Showtime lanzó en 2011 un serie televisiva titulada Homeland. El espectador que desconociera muchos datos sobre ella, se sentaría a ver una serie de espionaje, traición y caza al terrorista. Esperaría encontrarse con un producto que heredara la estela dejada por 24. Homeland le dejaría desarmado, golpeado y vencido, y no tardaría mucho en conseguirlo. Así, Homeland consigue desembarazarse de la carga de ser la responsable de seguir el legado dejado por la serie de Kiefer Sutherland, donde la trama se enzarza en infinitas infiltraciones mientras todo orbita en torno al peligro nacional. No pretende eso. Homeland se proyecta mucho más allá.
La obra que emite Showtime inyecta a su mundo una conjugación de relaciones por contraste que se van moviendo por la trama sin rumbo y de manera impredecible. Esta volátil movilidad no sólo afecta a la trama, y por consiguiente a sus personajes, sino que se expande más allá de las pantallas atravesando a un espectador que por momentos sufre de bipolaridad, y en el segundo siguiente se encuentra en la piel del enemigo número uno de EE. UU. viendo y entendiendo el mundo a su manera. Y todo eso puede suceder en medio capítulo de la serie. Uno de los aspectos más llamativos de la serie es su ritmo frenético, imprimido en cada capítulo, secuencia y fotograma, de una serie que finge ser algo que luego nos demuestra no ser, como si de un espía infiltrado se tratara.
Homeland, como decía, nace bajo la apariencia de ser una serie de agentes secretos espiando al mal para evitar el nuevo 11-S. Le basta con mostrar su narrativa para desmontar esto y crecer bajo un universo falso, de múltiples planos, que se superponen y que orbitan, no sobre la seguridad nacional, sino sobre complicados y rutinarios conflictos morales. La serie sabe jugar a policías y ladrones bajo los preceptos canónicos. Pero, y al mismo tiempo, sabrá romper con cada una de las reglas que componen ese universo, creando otro completamente opuesto con otro tipo de normas.

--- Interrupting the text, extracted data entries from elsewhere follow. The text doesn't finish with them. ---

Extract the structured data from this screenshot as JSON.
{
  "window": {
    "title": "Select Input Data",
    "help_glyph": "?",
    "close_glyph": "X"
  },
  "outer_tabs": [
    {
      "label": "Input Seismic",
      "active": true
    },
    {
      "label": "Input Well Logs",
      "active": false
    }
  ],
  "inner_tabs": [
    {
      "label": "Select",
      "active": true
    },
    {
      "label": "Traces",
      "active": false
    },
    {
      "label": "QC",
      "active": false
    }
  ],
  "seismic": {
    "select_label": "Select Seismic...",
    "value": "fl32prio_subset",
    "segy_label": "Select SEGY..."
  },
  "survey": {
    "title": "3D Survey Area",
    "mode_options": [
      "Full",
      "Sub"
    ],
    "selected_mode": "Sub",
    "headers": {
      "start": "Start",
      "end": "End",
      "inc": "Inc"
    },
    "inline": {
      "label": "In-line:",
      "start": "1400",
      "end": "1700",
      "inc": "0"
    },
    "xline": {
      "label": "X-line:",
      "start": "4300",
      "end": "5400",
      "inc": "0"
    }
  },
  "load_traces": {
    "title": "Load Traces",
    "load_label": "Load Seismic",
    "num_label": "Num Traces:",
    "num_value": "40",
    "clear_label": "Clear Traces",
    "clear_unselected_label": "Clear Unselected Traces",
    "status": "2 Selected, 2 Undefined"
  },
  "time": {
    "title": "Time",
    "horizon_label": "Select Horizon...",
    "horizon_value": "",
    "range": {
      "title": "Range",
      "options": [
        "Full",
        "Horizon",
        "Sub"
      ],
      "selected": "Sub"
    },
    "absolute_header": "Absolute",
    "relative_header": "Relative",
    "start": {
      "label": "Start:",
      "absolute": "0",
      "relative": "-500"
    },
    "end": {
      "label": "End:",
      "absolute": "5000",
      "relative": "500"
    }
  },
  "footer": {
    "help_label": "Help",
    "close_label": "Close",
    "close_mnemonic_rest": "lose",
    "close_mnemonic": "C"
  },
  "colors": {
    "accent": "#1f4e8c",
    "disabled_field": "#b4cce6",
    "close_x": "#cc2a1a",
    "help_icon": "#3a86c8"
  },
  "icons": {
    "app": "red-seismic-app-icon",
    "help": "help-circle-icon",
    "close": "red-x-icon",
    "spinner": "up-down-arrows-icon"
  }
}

Ya lo hizo antes The Sopranos o The Wire: el argumento principal será la excusa para poder desarrollar una tela de araña que problematice acerca de aspectos morales, psicológicos o filosóficos de los personajes. Porque, al igual que en Tony lo de mafioso era secundario, Carrie Mathison (Claire Danes) no se queda en la heroína de traje, sino que su personaje está salpicado por la bipolaridad que le sacude el mundo de arriba a abajo, nublando su capacidad de conectar los hechos de la realidad y alcanzando una humanidad que parece salirse de la pantalla; como tampoco Nicholas Brody (Damian Lewis) permanecerá únicamente con la careta de héroe o con la de villano, sino con las dos.
Y, obviamente, recogiendo el buen hacer de otras series (como las ya mencionadas, The Sopranos y The Wire), Homeland no se queda en sus dos protagonistas, sino que ofrece una pluralidad de personajes que enriquece y complica la obra. Todos estos personajes juegan un papel distinto en cada uno de los planos que componen la narrativa, siendo igual de importantes en cada uno de ellos: Jessica Brody (Morena Baccarin) será el personaje que soporte (íntima y socialmente) ser la mujer del sargento Brody, será la madre que proteja de la despiadada realidad a sus hijos, será la mujer que busque su camino personal más allá del foco de su marido; Saul Berenson (Mandy Patinkin) será una pieza clave en el organigrama secreto de la CIA, el tutor paternal de Carrie y el hombre perdido en su solitaria casa.
Es tópico decir que nada será lo que parece, pero en realidad nada será lo que parece ser en un primer momento. Nadie estará a salvo (recuerda en ese aspecto a Game of Thrones), no habrá pilares inamovibles, como tampoco habrá líneas que impidan cruzarla. Todo parece posible en un mundo obsesivo, corrupto, de caras y caretas, de mentiras, de muchos planos que se confunden entre sí, mientras el espectador intenta, como Carrie en la serie, completar todos los lados del cubo de Rubik. Os lo adelanto: no lo ponen nada fácil.